Несколько раз мы были свидетелями воздушных боев между немецкими и советскими истребителями. К сожалению, эти бои заканчивались не в пользу наших летчиков: их самолеты, оставляя за собой длинный хвост черного дыма, врезались в землю и взрывались. Однажды мы видели, как летчик сбитого самолета спускался на парашюте, но так и не узнали, остался ли он живым, так как немецкий летчик продолжал стрелять по нему из пулемета.
В августе немцы стали писать в листовках, что наши противотанковые рвы бесполезны, так как для немецких танков они легко преодолимы. Кроме того, их можно без труда обойти. И это было действительно так, но говорить об этом друг другу и тем более начальству мы не осмеливались. Оборонительные работы продолжались. Немцы предупреждали, что скоро начнут бомбить нас и обстреливать из самолетов, хотя им «жалко несчастных заключенных, которые трудятся подневольно». После взятия немцами Смоленска наших отступавших войск мы не видели. Говорили, что они попали в окружение.
…В начале августа нам выдали первую зарплату. За несколько дней до этого наши старшие обсуждали, сколько кому следует платить. Женя Анохин, Нестер Крохин и учетчик Коля Захаров[3] отмечали, что я работаю хорошо, не «волыню» и поэтому заслуживаю такой же повышенной зарплаты, как и более рослые и физически сильные ребята. Так, за вычетом стоимости питания мне достались 800 рублей. А минимальная зарплата составила 600 рублей. Кстати, в начале сентября нам выдали еще и вторую зарплату. На этот раз она у всех была меньше – около 500 рублей. Таким образом, на трудовом фронте я заработал примерно 1300 рублей, из которых 100 рублей вскоре пришлось потратить на приобретение в сельском магазине простеньких брезентовых туфель взамен старых, полностью вышедших из строя.

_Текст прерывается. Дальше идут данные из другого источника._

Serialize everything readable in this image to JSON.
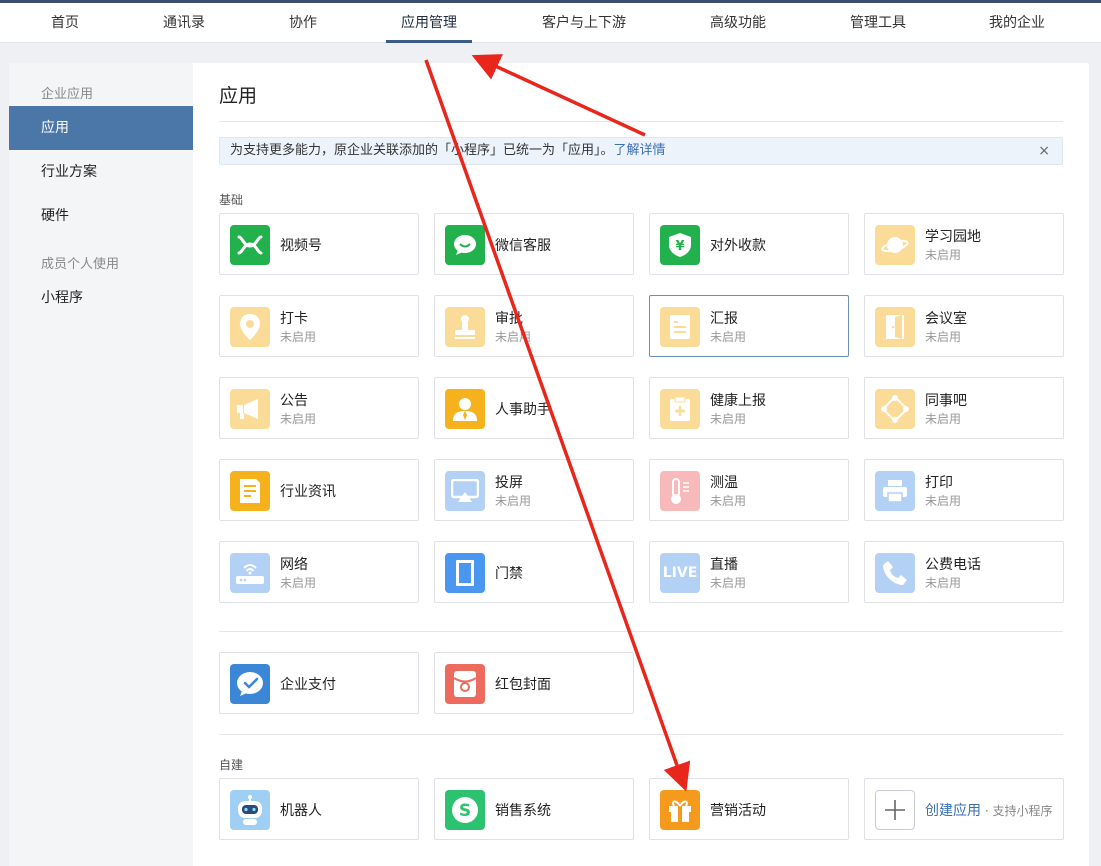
{
  "topnav": {
    "items": [
      {
        "label": "首页",
        "active": false
      },
      {
        "label": "通讯录",
        "active": false
      },
      {
        "label": "协作",
        "active": false
      },
      {
        "label": "应用管理",
        "active": true
      },
      {
        "label": "客户与上下游",
        "active": false
      },
      {
        "label": "高级功能",
        "active": false
      },
      {
        "label": "管理工具",
        "active": false
      },
      {
        "label": "我的企业",
        "active": false
      }
    ]
  },
  "sidebar": {
    "section1": "企业应用",
    "items1": [
      {
        "label": "应用",
        "active": true
      },
      {
        "label": "行业方案",
        "active": false
      },
      {
        "label": "硬件",
        "active": false
      }
    ],
    "section2": "成员个人使用",
    "items2": [
      {
        "label": "小程序",
        "active": false
      }
    ]
  },
  "main": {
    "title": "应用",
    "notice": {
      "text": "为支持更多能力，原企业关联添加的「小程序」已统一为「应用」。",
      "link": "了解详情",
      "close": "×"
    },
    "basic_label": "基础",
    "custom_label": "自建",
    "disabled_text": "未启用",
    "basic_apps": [
      {
        "name": "视频号",
        "enabled": true,
        "icon": "channels-icon",
        "color": "#22b14c"
      },
      {
        "name": "微信客服",
        "enabled": true,
        "icon": "chat-bubble-icon",
        "color": "#22b14c"
      },
      {
        "name": "对外收款",
        "enabled": true,
        "icon": "yuan-shield-icon",
        "color": "#22b14c"
      },
      {
        "name": "学习园地",
        "enabled": false,
        "icon": "planet-icon",
        "color": "#fbdb98"
      },
      {
        "name": "打卡",
        "enabled": false,
        "icon": "location-pin-icon",
        "color": "#fbdb98"
      },
      {
        "name": "审批",
        "enabled": false,
        "icon": "stamp-icon",
        "color": "#fbdb98"
      },
      {
        "name": "汇报",
        "enabled": false,
        "icon": "report-icon",
        "color": "#fbdb98"
      },
      {
        "name": "会议室",
        "enabled": false,
        "icon": "door-icon",
        "color": "#fbdb98"
      },
      {
        "name": "公告",
        "enabled": false,
        "icon": "megaphone-icon",
        "color": "#fbdb98"
      },
      {
        "name": "人事助手",
        "enabled": true,
        "icon": "person-icon",
        "color": "#f5b21d"
      },
      {
        "name": "健康上报",
        "enabled": false,
        "icon": "clipboard-plus-icon",
        "color": "#fbdb98"
      },
      {
        "name": "同事吧",
        "enabled": false,
        "icon": "network-icon",
        "color": "#fbdb98"
      },
      {
        "name": "行业资讯",
        "enabled": true,
        "icon": "news-icon",
        "color": "#f5b21d"
      },
      {
        "name": "投屏",
        "enabled": false,
        "icon": "screen-cast-icon",
        "color": "#b3d0f5"
      },
      {
        "name": "测温",
        "enabled": false,
        "icon": "thermometer-icon",
        "color": "#f7b9b9"
      },
      {
        "name": "打印",
        "enabled": false,
        "icon": "printer-icon",
        "color": "#b3d0f5"
      },
      {
        "name": "网络",
        "enabled": false,
        "icon": "router-icon",
        "color": "#b3d0f5"
      },
      {
        "name": "门禁",
        "enabled": true,
        "icon": "gate-icon",
        "color": "#4a96f0"
      },
      {
        "name": "直播",
        "enabled": false,
        "icon": "live-icon",
        "color": "#b3d0f5",
        "icon_text": "LIVE"
      },
      {
        "name": "公费电话",
        "enabled": false,
        "icon": "phone-icon",
        "color": "#b3d0f5"
      }
    ],
    "pay_apps": [
      {
        "name": "企业支付",
        "enabled": true,
        "icon": "pay-icon",
        "color": "#3c86d8"
      },
      {
        "name": "红包封面",
        "enabled": true,
        "icon": "red-packet-icon",
        "color": "#ec6b5e"
      }
    ],
    "custom_apps": [
      {
        "name": "机器人",
        "enabled": true,
        "icon": "robot-icon",
        "color": "#9fd0f4"
      },
      {
        "name": "销售系统",
        "enabled": true,
        "icon": "sales-icon",
        "color": "#2cc270"
      },
      {
        "name": "营销活动",
        "enabled": true,
        "icon": "gift-icon",
        "color": "#f59a1d"
      }
    ],
    "create": {
      "label": "创建应用",
      "sub": "· 支持小程序",
      "icon": "plus-icon"
    }
  }
}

…С начала августа в связи с приближением немецких войск к Екимовичам всё больше местного населения стало эвакуироваться на восток, гоня впереди себя коров и другой скот. Люди двигались в основном пешком и редко – на телегах, запряженных лошадьми. В середине августа территория за правым берегом Десны, включая Екимовичи, и у впадающей в Десну реки Колозня, где мы часто купались, оказалась ничейной: два-три дня там не было ни наших, ни немецких войск. В это время населению Зимниц и находящихся вблизи других населенных пунктов поступил приказ срочно эвакуироваться. Однако данный приказ к нам не относился.
В те дни мы стали свидетелями начала эвакуации жителей двух небольших деревень – Новое (на правом берегу реки Колозня, оставленном нашими войсками) и Старое Сырокоренья (на левом берегу той же реки). Погода была солнечной и жаркой. Сначала все жители зашли на местное кладбище попрощался с похороненными там родными и близкими. Люди садились на могилы и со слезами целовали кресты, потом низко кланялись могилам. Я видел также, как члены одной семьи перед уходом из деревни целовали стены своей избы, ворота и другие постройки. Смотреть на эти сцены было ужасно тяжело, у меня и у некоторых других ребят тоже потекли слезы…
На следующий день я увидел на противоположном берегу реки Колозня, в деревне Новое Сырокоренье, усадьбу с пчелиными ульями. Хозяев в усадьбе не было, и во всей деревне не было видно никаких людей. И тут же я захотел показать друзьям, что я пчеловод и могу угостить всех свежим сотовым мёдом.
Моя «работа» на пасеке привела к тому, что пчелы ужалили меня раз пятнадцать. Всё страшно болело, и от работы с лопатой меня, естественно, освободили.
Наступило время обеда, и мы зашли в усадьбу, чтобы взять оставленные мною рамки с медом. Но тут в одной из ближайших к пасеке изб открылось окно и что-то в нём мелькнуло. В избе мы обнаружили совсем немощного старика, пытавшегося взобраться на русскую печь. Он не согласился уехать из деревни в эвакуацию, зная, что ему всё равно скоро помирать. Обе рамки с медом мы оставили старику и ушли от него, очень довольные своим поступком. Кто-то из начальства попытался обвинить меня в мародёрстве и потребовал наказать меня. Но, узнав, что рамки с медом были взяты не для себя, а отданы старику, ограничились предупреждением о недопустимости подобного «мародерства». После этого мои товарищи по трудовому фронту чаще называли меня не по фамилии и имени, а по прозвищу Пчеловод, которое осталось в памяти у них до сих пор.